0

I have a streaming job that streams data into delta lake in databricks spark, and I'm trying to drop duplicates while streaming so my delta data has no duplications. Here's what I have so far:

inputPath = "my_input_path"

schema = StructType("some_schema")

eventsDF = (
  spark
    .readStream
    .schema(schema)
    .option("header", "true")
    .option("maxFilesPerTrigger", 1)
    .csv(inputPath)
)

def upsertToDelta(eventsDF, batchId): 
  eventsDF.createOrReplaceTempView("updates")

  eventsDF._jdf.sparkSession().sql("""
    MERGE INTO eventsDF t
    USING updates s
    ON s.deviceId = t.deviceId
    WHEN NOT MATCHED THEN INSERT *
  """)


writePath = "my_write_path"
checkpointPath = writePath + "/_checkpoint"

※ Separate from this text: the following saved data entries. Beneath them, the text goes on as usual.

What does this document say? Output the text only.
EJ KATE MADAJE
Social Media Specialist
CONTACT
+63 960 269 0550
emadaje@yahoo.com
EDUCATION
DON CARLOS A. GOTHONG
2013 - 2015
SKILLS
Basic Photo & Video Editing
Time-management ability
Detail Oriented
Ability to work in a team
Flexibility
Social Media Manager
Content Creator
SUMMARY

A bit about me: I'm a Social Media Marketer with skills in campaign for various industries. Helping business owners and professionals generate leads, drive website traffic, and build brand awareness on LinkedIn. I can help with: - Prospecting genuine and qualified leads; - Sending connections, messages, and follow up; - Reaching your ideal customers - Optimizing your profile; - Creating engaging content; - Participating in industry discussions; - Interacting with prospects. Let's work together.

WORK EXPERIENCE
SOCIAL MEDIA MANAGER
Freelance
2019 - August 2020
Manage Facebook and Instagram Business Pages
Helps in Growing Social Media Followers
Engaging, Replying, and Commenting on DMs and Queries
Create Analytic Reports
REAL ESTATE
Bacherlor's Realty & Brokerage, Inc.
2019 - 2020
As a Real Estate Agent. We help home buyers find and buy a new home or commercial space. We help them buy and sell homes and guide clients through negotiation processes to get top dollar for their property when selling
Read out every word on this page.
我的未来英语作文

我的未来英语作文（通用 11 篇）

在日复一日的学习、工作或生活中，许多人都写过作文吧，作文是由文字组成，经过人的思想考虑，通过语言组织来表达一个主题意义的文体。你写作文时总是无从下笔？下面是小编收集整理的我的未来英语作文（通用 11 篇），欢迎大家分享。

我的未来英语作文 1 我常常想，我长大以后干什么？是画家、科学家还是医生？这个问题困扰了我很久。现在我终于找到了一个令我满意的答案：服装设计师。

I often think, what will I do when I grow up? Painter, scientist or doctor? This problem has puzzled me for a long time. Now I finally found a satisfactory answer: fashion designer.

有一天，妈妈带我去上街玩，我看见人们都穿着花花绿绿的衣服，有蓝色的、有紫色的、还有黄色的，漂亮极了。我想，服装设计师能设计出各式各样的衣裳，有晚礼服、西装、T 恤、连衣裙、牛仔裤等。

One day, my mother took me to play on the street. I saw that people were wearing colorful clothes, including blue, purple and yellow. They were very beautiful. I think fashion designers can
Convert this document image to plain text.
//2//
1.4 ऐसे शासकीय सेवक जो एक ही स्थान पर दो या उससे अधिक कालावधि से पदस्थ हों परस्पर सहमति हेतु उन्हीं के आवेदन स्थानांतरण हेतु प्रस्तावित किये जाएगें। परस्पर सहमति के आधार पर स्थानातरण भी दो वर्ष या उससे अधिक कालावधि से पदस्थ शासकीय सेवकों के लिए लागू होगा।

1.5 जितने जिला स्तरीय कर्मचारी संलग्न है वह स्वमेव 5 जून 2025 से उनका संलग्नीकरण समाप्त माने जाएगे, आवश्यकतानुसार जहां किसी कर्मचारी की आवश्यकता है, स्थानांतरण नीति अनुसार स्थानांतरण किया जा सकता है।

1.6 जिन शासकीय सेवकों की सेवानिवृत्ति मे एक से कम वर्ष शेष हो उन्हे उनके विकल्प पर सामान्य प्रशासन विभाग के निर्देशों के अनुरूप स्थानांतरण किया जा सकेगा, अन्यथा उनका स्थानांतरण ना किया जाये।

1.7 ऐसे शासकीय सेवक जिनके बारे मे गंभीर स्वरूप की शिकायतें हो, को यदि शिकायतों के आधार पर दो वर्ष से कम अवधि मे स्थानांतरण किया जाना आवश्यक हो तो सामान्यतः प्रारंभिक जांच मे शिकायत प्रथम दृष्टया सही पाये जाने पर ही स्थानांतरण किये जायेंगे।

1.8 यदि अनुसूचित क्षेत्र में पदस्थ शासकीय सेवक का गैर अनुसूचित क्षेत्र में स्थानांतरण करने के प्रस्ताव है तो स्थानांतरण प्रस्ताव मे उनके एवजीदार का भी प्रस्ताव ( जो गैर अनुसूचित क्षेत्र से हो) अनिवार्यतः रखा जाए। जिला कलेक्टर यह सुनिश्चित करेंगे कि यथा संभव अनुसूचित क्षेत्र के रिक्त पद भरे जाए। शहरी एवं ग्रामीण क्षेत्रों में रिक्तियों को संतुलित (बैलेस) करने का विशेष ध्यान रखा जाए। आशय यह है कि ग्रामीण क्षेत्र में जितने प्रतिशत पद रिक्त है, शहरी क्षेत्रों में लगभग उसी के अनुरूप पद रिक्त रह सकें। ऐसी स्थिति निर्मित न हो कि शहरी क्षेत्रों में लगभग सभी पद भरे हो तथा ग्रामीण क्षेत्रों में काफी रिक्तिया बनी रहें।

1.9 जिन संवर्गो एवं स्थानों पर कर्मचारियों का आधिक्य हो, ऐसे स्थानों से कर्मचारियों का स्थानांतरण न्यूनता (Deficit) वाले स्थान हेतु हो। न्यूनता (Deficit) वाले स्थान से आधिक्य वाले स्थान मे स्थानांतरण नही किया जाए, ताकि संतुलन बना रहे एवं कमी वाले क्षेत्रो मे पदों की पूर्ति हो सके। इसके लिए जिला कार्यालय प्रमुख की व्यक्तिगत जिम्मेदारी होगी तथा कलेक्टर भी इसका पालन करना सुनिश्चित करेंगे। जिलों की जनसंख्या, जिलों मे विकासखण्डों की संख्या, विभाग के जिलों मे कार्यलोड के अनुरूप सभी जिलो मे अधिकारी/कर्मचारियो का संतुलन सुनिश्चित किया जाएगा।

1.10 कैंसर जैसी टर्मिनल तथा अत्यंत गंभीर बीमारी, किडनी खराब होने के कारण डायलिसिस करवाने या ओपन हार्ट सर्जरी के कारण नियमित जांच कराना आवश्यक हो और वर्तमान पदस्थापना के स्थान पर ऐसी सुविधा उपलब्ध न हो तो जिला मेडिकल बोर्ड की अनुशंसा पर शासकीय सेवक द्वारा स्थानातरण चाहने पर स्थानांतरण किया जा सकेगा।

deltaStreamingQuery = (eventsDF
  .writeStream
  .format("delta")
  .foreachBatch(upsertToDelta)
  .option("checkpointLocation", checkpointPath)
  .outputMode("append")
  .queryName("test")
  .start(writePath)
)

I'm getting the error: py4j.protocol.Py4JJavaError: An error occurred while calling o398.sql. : org.apache.spark.sql.AnalysisException: Table or view not found: eventsDF; line 2 pos 4

But I just started to stream this data and haven't created any table yet.

efsee
  • 579
  • 1
  • 10
  • 22

1 Answers1

0

I find 2 issues with your code:

  1. As you are calling Merge statement in function upsertToDelta. Spark is expecting a target table with which the "updates" tempView can be merged.

In the code:

MERGE INTO eventsDF t USING updates s ON s.deviceId = t.deviceId WHEN NOT MATCHED THEN INSERT *

eventsDF is suppose to be the target table name.

  1. The above code itself will join the tempView with the target table and it will insert into the target table, when not matched.

Therefore, writePath in start() is not required. .start(writePath)

Please note: You can also add update option to your merge code, if required.